Remove the WordPress Version Number.
WordPress sites have the version that you’re running listed on the website by default. Keeping this visible makes a hacker’s life easier. By knowing which version you’re running, they know which security holes are vulnerable and which types of attacks can be most effective. Removing the version number makes them work harder to plan their moves against you.
Install a Firewall on Your Computer.
Installing a firewall on your computer is a last line of defense, but one worth having. Even if your site does get hacked, a firewall will keep the rest of your computer safe.
Plus, if your site backup is stored on your computer instead of the cloud, this will keep it secure and available to quickly get everything restored and running. You don’t want to be at risk of losing all of your data and work. That defeats the point of having a backup.
Change and Hide Author Usernames.
If hackers can figure out the login name, they’re one step closer to getting into the site. It’s much easier to assume the title is “admin” and begin trying passwords than it is to figure out the username first. Don’t ever use “admin” as your username.
Also consider using an email address instead of a username, as it’s much harder to predict and can be used as an authentication factor for your Two-Factor authentication as well. This is a win-win.
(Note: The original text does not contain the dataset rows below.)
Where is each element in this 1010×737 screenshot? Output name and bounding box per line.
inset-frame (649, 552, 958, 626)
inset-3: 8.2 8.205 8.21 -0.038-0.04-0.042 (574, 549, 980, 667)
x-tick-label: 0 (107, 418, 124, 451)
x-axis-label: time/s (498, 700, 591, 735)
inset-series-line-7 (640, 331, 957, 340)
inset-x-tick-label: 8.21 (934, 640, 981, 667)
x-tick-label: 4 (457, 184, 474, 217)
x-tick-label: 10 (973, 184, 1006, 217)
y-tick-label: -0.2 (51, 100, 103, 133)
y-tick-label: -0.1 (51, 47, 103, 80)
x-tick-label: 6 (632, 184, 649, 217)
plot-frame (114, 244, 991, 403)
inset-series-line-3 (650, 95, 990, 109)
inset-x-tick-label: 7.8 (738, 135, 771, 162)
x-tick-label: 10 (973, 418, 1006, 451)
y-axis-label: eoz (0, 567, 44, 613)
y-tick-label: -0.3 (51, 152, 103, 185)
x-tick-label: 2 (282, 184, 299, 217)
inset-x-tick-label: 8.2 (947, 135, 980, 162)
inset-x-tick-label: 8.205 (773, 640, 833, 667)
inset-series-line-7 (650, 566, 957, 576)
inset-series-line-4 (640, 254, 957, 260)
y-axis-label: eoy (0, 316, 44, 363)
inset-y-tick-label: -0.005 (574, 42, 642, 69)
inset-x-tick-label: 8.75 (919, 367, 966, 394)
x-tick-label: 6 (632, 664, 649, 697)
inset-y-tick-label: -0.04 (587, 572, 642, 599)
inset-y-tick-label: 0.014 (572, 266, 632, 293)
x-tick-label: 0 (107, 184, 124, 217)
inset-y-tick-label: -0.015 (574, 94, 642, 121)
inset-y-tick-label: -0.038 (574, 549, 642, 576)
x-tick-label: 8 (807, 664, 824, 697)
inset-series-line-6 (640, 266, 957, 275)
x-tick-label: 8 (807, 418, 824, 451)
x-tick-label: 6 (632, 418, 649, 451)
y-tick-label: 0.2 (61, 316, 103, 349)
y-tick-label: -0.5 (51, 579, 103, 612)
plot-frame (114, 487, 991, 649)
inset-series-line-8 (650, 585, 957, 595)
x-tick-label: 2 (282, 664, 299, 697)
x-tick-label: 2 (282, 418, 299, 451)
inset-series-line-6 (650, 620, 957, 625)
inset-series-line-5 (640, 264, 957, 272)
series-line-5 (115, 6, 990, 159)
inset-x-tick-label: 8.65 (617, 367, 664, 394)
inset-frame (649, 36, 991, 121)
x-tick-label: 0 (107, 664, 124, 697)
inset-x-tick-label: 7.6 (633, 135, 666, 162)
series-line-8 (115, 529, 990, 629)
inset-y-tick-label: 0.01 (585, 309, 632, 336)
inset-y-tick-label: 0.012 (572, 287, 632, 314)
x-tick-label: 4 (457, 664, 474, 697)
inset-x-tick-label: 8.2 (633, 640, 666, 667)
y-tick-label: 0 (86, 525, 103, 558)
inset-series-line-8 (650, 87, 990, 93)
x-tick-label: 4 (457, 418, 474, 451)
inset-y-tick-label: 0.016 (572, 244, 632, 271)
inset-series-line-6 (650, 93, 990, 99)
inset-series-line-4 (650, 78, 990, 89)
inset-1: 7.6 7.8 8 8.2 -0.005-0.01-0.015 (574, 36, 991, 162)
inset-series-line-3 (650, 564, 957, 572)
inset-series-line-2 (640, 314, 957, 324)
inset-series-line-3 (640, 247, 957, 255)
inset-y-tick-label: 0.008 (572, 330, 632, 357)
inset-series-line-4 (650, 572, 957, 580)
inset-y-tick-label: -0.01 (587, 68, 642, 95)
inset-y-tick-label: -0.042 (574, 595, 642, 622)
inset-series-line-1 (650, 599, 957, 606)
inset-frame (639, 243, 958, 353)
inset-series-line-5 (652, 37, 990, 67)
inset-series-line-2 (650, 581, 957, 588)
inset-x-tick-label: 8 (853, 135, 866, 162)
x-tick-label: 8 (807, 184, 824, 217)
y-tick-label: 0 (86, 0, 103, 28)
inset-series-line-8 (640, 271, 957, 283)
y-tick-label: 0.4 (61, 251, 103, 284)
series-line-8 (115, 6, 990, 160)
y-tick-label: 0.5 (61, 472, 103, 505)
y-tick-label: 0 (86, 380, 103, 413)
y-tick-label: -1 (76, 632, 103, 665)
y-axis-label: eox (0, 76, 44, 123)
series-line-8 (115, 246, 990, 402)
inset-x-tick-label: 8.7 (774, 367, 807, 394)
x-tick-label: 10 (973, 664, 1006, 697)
Additionally, hide the author usernames on your site. While it might be a cool feature for your visitors to know who on your team posted a recent blog post, it gives potential hackers the information they need. There’s not much point in changing the username to something unpredictable when you can find it right on the site.
Rename Your Login URL.
Having the default login page address increases your chances of being hacked since hackers can easily find it. Changing it to something unique helps hide it from possible attacks.
Employing even a few of these security features will help you rest easy and avoid dealing with the hassles of a hacked website. WordPress is still one of the best CMS systems on the planet right now!